The first birds were starting up. Brigitte had thought it would be peaceful on the island, but sometimes the birds drove her crazy. They didn’t just twitter: they squawked and screeched and warbled and laughed. Cockatoos, magpies, kookaburras, and whatever those multicoloured birds were called.
Aidan whispered, ‘Brig, what’s your greatest fear?’
She thought for a moment. There were a few. Hospitals. Death. The alternative — growing old. All equally weighted fears. But it was the water, drowning. She couldn’t tell him that, because he’d want to know why. He thought she just didn’t like the slimy algae in the lakes down here.

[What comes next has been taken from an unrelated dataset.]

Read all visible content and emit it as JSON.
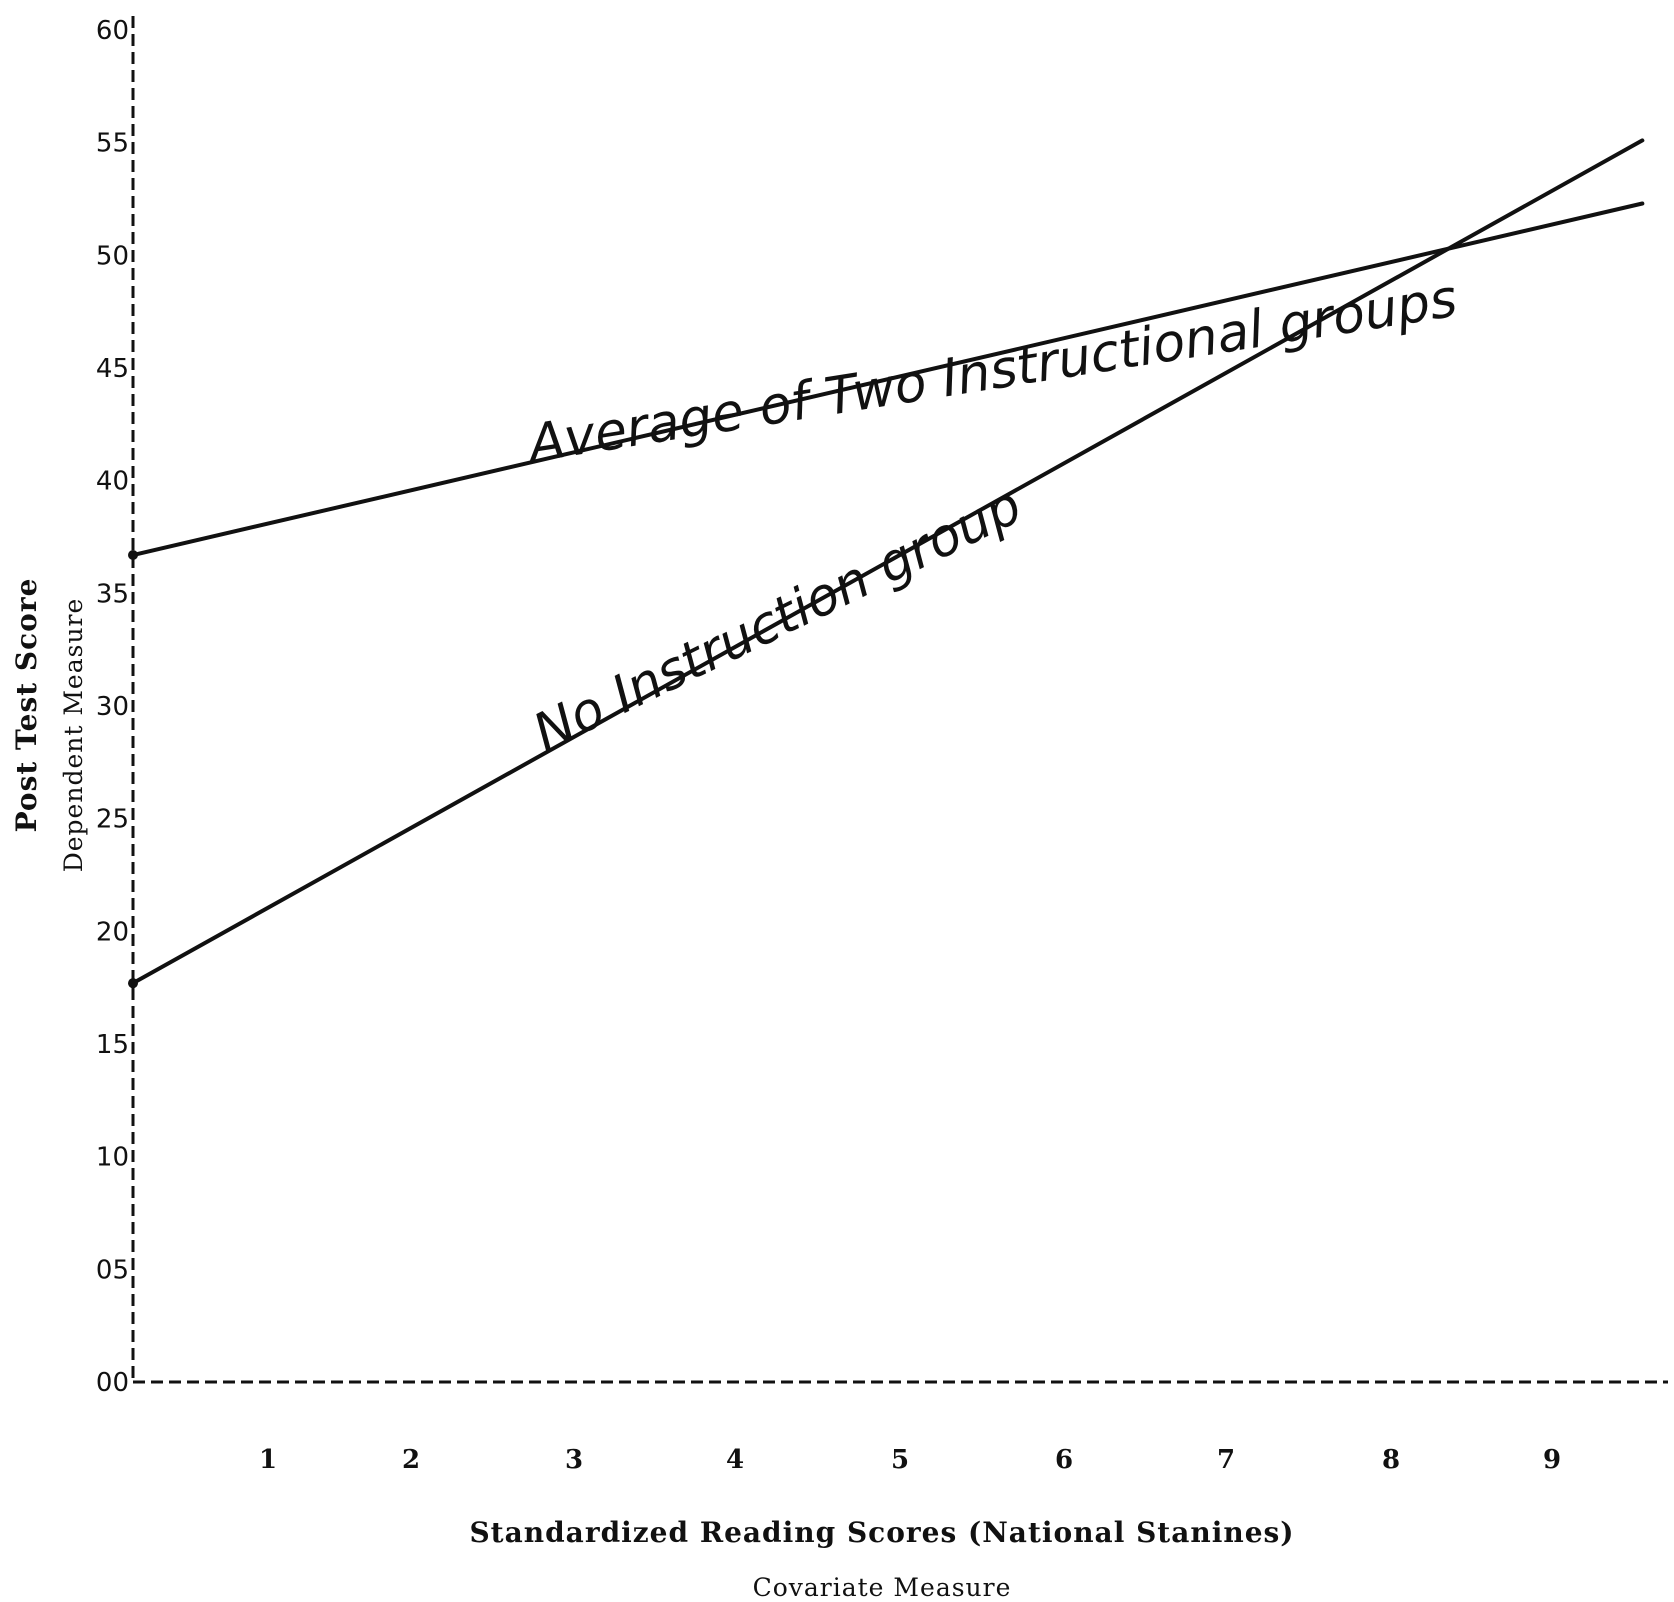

‘Don’t really have one,’ she lied. She started to feel her hangover, thirsty, and reached for the glass of water on the bedside table. ‘Do you?’ She took a long drink.
‘No.’
She didn’t believe him. He’d brought back dark things from the shooting at Laurie Hunt’s. He’d gone in all swagger and bravado, and come out with his life — just — and something else that never left him. She’d seen glimpses of it in his eyes, but it always slithered away before she could catch its tail.
‘The woman in the water,’ he whispered. ‘I …’
‘What?’ She replaced the glass.
He shook his head.
‘Tell me, Aid.’
‘Nothing. Sorry.’ He turned his back to her.
She reached out to touch him. It was ever so slight, but she felt it, saw it in the half-dark — a flinch. Her eyes prickled.
She rolled onto her back, traced a hand down her body, over the scars on her chest, her stomach. Some parts were numb: she could touch but not feel.
The smoke detector started to beep for a new battery — it took her a while to realise it wasn’t one of the birds. Aidan swung his legs over the side of the bed and sat up.